Putting anything into space is difficult enough. But heavier payloads get exponentially more difficult to lift: The equations we’ve known for a century or so governing how much lift is needed to get a certain amount of mass into orbit, and how much fuel is needed in turn to generate that lift, are clear on this.

As advances in materials and rocket engines have progressed, they have disproportionately benefited small and medium launch vehicles. Combined with the decreasing size of satellite payloads, this has created a new and promising era for small craft, which can be launched in great numbers — as we’re seeing in the many promises to deploy constellations thousands strong.

Efficiently made disposables like Rocket Lab’s Electron and reusable ones like the Falcon 9 have begun the process of pushing the price of small and medium-size launches down to a fraction of what they once were.

But heavy and super-heavy launch vehicles have remained phenomenally expensive due to the fundamentally difficult nature of building these physics-defying monsters. So while putting 10 tons in orbit has gotten cheap enough that startups can do it, putting 100 tons up there remains the province of global superpowers.

Falcon Heavy is really the first to start a similar price shift for this category, cutting the cost of putting large payloads up by a huge amount. And while an estimated price tag of around $100 million per launch is hardly pocket change, it’s a whole lot less than the $350-$500 million a Delta IV might cost.

That level of savings can transform an entire space program. NASA could add an entire planetary exploration mission to its budget for the price difference of one launch alone. This math may not always add up (the Delta IV’s excellent launch record rightly commands a premium), but it’s impossible to ignore.

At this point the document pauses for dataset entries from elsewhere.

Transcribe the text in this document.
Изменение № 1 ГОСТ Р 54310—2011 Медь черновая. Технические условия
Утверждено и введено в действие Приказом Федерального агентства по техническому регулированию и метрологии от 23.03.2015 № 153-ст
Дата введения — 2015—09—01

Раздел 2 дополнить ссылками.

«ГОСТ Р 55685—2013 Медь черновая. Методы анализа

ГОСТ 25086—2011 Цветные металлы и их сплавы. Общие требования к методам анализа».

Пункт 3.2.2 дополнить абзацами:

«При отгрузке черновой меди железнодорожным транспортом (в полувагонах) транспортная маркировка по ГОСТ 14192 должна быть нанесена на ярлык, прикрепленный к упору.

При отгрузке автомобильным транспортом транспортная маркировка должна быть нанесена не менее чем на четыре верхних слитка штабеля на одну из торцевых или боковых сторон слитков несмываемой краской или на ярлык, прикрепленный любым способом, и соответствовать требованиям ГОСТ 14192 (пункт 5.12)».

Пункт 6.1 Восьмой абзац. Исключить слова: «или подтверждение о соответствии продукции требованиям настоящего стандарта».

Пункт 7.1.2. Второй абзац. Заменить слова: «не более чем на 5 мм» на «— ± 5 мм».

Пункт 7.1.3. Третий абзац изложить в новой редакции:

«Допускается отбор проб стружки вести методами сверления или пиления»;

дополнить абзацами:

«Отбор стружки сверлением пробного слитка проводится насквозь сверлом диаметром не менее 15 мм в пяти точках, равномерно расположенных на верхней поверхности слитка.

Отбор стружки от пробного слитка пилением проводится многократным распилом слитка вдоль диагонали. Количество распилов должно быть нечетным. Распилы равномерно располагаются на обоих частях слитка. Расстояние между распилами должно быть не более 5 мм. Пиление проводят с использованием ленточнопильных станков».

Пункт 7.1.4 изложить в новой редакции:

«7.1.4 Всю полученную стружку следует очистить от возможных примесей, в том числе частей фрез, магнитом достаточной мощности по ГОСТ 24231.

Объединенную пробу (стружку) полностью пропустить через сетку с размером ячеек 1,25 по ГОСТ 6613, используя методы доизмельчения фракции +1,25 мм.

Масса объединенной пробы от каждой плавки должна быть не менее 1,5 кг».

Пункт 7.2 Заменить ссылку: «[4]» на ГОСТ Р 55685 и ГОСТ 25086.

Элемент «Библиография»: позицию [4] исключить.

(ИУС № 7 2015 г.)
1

A Delta IV takes off in 2016

The market for heavy launches is, like that for small ones, heavily supply-limited. Governments and major corporations are lined up for years to put major items into or beyond orbit. SpaceX will sell room on Falcon Heavy systems as fast as it can make them. And because its side stages are reusable, it can make them faster than others can make theirs! It stands to make a huge amount of money while also massively empowering the global space community.

Falcon Heavy has little competition at payloads above the 50-ton threshold, but below that the field is getting crowded. ULA, Ariane Group, Russia and China, even upstart rival Blue Origin are preparing cheaper next-generation platforms to take part in the new ecosystem. (A comprehensive accounting of this new phase of launch vehicles is a worthwhile endeavor, but one for another time.)

For now, though, Falcon Heavy is an anomaly, but a welcome one. Lowering the cost and complexity of more distant and ambitious space projects is an exciting prospect, and Tuesday’s launch is one of the first indications that we are witnessing that change take place.